The purpose of this analysis was to develop a population pharmacokinetic (PK) model for patritumab, a fully human monoclonal antibody that targets human epidermal growth factor receptor 3.
A total of 833 serum concentrations were included in this analysis; serum concentrations were obtained from 145 subjects (136 with non-small cell lung cancer, nine with solid tumors) treated with patritumab [9 or 18 mg/kg intravenously every 3 weeks (q3w)] in one phase 1 and one phase 1b/2 study. Data were analyzed by nonlinear mixed-effect modeling.

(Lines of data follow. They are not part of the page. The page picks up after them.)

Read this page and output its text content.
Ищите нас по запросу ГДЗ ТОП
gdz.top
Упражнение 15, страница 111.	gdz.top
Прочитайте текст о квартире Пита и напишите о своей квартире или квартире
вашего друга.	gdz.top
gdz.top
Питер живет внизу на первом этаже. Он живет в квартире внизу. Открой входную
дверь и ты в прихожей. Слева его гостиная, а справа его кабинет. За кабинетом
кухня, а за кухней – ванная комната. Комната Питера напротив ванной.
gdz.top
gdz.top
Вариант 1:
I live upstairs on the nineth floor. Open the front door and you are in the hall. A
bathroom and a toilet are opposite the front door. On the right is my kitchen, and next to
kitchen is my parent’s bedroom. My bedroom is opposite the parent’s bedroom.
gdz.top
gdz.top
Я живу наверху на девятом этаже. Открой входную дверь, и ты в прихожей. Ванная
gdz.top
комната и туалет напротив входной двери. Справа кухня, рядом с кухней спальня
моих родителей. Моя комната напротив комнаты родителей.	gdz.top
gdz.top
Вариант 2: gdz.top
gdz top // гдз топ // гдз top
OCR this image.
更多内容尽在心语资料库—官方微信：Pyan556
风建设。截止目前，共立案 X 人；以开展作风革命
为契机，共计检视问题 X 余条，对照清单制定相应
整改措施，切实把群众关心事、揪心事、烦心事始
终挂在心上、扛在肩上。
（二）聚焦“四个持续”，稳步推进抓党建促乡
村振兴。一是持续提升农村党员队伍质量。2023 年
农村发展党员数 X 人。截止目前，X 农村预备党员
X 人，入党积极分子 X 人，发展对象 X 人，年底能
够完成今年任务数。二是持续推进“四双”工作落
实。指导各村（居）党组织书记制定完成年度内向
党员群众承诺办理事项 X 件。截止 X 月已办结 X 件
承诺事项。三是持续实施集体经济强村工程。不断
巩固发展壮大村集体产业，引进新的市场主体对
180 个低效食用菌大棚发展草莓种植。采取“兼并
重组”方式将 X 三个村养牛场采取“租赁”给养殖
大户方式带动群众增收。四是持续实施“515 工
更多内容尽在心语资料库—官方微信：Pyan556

Patritumab PKs were best described through a two-compartment model with first-order elimination and interindividual variability on clearance (CL), volume of the central compartment (V c), distributional clearance, and volume of the peripheral compartment. In the final model, CL and V c were estimated as 0.0238 L/h and 3.62 L, respectively. Body weight (BW) and baseline albumin were found to be covariates for CL and BW was a covariate for V c. Covariates associated with hepatic and renal impairment were not significant on CL. Simulations showed that BW-based dosing reduced interindividual variability in patritumab exposure compared with fixed dosing.
The PK of patritumab was linear at the doses studied and well described by the two-compartment model. Hepatic and renal impairment did not appear to affect PK. Our results support BW-based dosing of patritumab on a q3w schedule.